# The Strange Magic of: Pink Martini with Storm Large



## Strange Magic (Sep 14, 2015)

My latest heartthrob! Here are three concert clips of the twinkle-eyed belter Storm Large (What a Name! and it is her birth name), sometime singer with/for cabaret mini-orchestra Pink Martini. Large has a Large persona and a strong, almost stentorian voice, without a lot of nuance, but full of projection. But she clearly enjoys herself in these Latin-tinged songs that remind me of the 1940s and 1950s. Exuding a robust sensuality, she describes herself as "sexually omnivorous" with more than a hint of self-mockery and robust fun, especially in the last song, the classic Brasil/Brazil. I think the tattoo on her back says "POWER", but I could be wrong. Maybe she'll show it to me privately.
















I looked it up. The tattoo says LOVER.


----------



## Manxfeeder (Oct 19, 2010)

Brasil is a wardrobe malfunction waiting to happen.


----------



## Strange Magic (Sep 14, 2015)

Manxfeeder said:


> Brasil is a wardrobe malfunction waiting to happen.

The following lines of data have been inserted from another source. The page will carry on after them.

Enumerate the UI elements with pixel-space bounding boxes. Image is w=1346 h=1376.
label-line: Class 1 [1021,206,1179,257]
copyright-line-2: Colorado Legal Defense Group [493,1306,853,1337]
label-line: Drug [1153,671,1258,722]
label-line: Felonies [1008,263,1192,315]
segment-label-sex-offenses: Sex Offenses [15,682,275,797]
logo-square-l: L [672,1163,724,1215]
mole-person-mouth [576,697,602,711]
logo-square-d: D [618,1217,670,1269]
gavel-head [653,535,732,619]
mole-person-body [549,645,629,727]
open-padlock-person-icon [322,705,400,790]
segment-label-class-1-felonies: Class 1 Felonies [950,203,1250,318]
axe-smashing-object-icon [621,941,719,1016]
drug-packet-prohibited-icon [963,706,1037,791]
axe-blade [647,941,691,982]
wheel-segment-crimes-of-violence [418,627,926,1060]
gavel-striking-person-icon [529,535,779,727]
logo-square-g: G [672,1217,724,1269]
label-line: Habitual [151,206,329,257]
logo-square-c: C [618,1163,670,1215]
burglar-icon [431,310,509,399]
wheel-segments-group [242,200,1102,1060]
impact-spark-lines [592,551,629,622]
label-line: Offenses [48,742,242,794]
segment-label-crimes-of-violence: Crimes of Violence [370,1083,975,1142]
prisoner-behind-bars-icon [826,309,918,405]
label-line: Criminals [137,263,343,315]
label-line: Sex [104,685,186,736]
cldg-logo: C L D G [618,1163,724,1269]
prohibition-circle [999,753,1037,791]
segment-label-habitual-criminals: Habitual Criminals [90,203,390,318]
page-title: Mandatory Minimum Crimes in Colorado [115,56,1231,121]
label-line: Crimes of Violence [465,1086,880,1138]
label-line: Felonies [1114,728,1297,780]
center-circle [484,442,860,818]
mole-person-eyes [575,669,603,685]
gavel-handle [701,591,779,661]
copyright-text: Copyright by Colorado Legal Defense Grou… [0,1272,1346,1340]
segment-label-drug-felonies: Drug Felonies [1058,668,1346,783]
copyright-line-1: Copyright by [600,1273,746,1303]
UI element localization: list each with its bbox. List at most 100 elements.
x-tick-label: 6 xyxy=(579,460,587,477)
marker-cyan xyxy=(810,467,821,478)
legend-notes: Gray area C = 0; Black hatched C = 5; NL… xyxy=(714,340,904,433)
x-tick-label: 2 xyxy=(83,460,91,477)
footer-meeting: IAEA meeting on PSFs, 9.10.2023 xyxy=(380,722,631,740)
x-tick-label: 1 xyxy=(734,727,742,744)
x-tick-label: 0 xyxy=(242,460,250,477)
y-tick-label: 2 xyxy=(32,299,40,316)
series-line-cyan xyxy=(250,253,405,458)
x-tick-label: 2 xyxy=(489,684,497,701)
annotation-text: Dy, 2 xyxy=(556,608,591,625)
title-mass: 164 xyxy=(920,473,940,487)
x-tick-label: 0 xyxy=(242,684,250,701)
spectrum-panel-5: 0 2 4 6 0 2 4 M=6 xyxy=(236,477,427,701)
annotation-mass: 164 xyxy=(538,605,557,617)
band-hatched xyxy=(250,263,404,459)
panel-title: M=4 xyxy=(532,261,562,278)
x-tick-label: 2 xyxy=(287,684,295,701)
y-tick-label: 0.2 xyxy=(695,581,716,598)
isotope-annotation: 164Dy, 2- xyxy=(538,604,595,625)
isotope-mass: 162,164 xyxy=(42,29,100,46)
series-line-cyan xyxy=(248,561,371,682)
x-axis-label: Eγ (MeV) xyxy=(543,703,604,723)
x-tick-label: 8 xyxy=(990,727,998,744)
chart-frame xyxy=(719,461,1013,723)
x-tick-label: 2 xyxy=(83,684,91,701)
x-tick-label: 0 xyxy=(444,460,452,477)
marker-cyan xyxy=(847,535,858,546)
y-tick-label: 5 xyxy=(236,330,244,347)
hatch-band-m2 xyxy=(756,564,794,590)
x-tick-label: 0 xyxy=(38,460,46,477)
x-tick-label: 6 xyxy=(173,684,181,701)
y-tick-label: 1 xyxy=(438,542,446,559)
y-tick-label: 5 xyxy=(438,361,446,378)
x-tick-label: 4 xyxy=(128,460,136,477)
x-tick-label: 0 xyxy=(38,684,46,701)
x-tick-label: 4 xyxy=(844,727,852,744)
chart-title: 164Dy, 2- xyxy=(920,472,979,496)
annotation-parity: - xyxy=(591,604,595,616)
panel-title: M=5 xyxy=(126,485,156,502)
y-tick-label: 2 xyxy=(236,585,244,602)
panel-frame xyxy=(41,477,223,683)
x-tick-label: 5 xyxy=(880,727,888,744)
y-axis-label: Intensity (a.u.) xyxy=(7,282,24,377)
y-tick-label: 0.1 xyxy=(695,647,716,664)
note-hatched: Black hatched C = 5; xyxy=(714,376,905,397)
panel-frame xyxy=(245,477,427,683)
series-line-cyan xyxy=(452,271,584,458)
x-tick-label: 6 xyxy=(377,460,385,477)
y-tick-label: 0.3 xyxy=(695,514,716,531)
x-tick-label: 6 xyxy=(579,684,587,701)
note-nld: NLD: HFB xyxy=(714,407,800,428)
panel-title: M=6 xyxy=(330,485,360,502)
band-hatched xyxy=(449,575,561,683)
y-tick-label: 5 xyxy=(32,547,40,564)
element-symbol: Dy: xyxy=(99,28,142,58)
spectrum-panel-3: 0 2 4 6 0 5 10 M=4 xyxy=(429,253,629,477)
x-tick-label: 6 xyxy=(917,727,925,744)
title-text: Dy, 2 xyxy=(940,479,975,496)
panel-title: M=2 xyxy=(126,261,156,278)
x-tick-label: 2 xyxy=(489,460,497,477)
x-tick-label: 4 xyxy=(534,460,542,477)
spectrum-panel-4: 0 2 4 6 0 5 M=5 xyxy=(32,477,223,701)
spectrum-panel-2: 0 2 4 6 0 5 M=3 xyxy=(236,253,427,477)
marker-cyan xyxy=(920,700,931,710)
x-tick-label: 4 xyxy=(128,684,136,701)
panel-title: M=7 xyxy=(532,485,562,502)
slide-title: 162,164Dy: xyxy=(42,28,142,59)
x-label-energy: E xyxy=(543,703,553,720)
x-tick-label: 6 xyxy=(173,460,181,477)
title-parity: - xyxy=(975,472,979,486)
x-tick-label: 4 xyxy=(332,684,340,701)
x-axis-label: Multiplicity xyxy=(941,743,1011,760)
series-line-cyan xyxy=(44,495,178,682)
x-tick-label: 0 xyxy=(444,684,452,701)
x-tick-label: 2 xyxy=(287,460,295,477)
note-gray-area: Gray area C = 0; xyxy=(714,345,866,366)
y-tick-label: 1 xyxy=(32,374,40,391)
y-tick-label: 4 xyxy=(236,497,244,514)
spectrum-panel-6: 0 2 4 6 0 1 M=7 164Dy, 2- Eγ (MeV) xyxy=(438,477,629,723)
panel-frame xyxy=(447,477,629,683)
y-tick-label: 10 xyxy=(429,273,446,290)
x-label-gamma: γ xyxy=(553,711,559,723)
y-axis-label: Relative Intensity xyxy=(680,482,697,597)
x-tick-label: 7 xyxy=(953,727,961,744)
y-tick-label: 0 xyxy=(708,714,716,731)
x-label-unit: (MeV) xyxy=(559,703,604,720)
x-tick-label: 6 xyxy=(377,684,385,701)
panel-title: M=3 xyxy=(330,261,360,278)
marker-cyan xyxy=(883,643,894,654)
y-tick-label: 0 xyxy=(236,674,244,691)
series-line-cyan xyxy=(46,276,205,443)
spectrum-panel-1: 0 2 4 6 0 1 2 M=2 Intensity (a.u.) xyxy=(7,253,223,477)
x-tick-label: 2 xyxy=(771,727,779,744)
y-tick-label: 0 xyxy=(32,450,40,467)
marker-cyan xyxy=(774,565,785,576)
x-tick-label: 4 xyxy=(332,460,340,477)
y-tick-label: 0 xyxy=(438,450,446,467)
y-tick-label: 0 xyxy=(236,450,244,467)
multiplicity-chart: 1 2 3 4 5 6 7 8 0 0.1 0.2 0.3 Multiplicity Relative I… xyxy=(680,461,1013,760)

But why EEK? She's the sort of performer who knows exactly how her wardrobe will function--and it caught your interest.


----------



## Room2201974 (Jan 23, 2018)

Interesting to see her "evolution" in sexuality singing from her time on Rock Star Supernova until now. Great set of pipes! Google images has some interesting "profiles!"


----------



## elgar's ghost (Aug 8, 2010)

She seems like a worthy candidate for involvement with one of Amanda Palmer's more torchy side-projects.


----------



## Strange Magic (Sep 14, 2015)

Some more Storm Large:


----------



## Varick (Apr 30, 2014)

I've just downloaded some Pink Martini. Thank you Strange. Great and fun stuff!

V


----------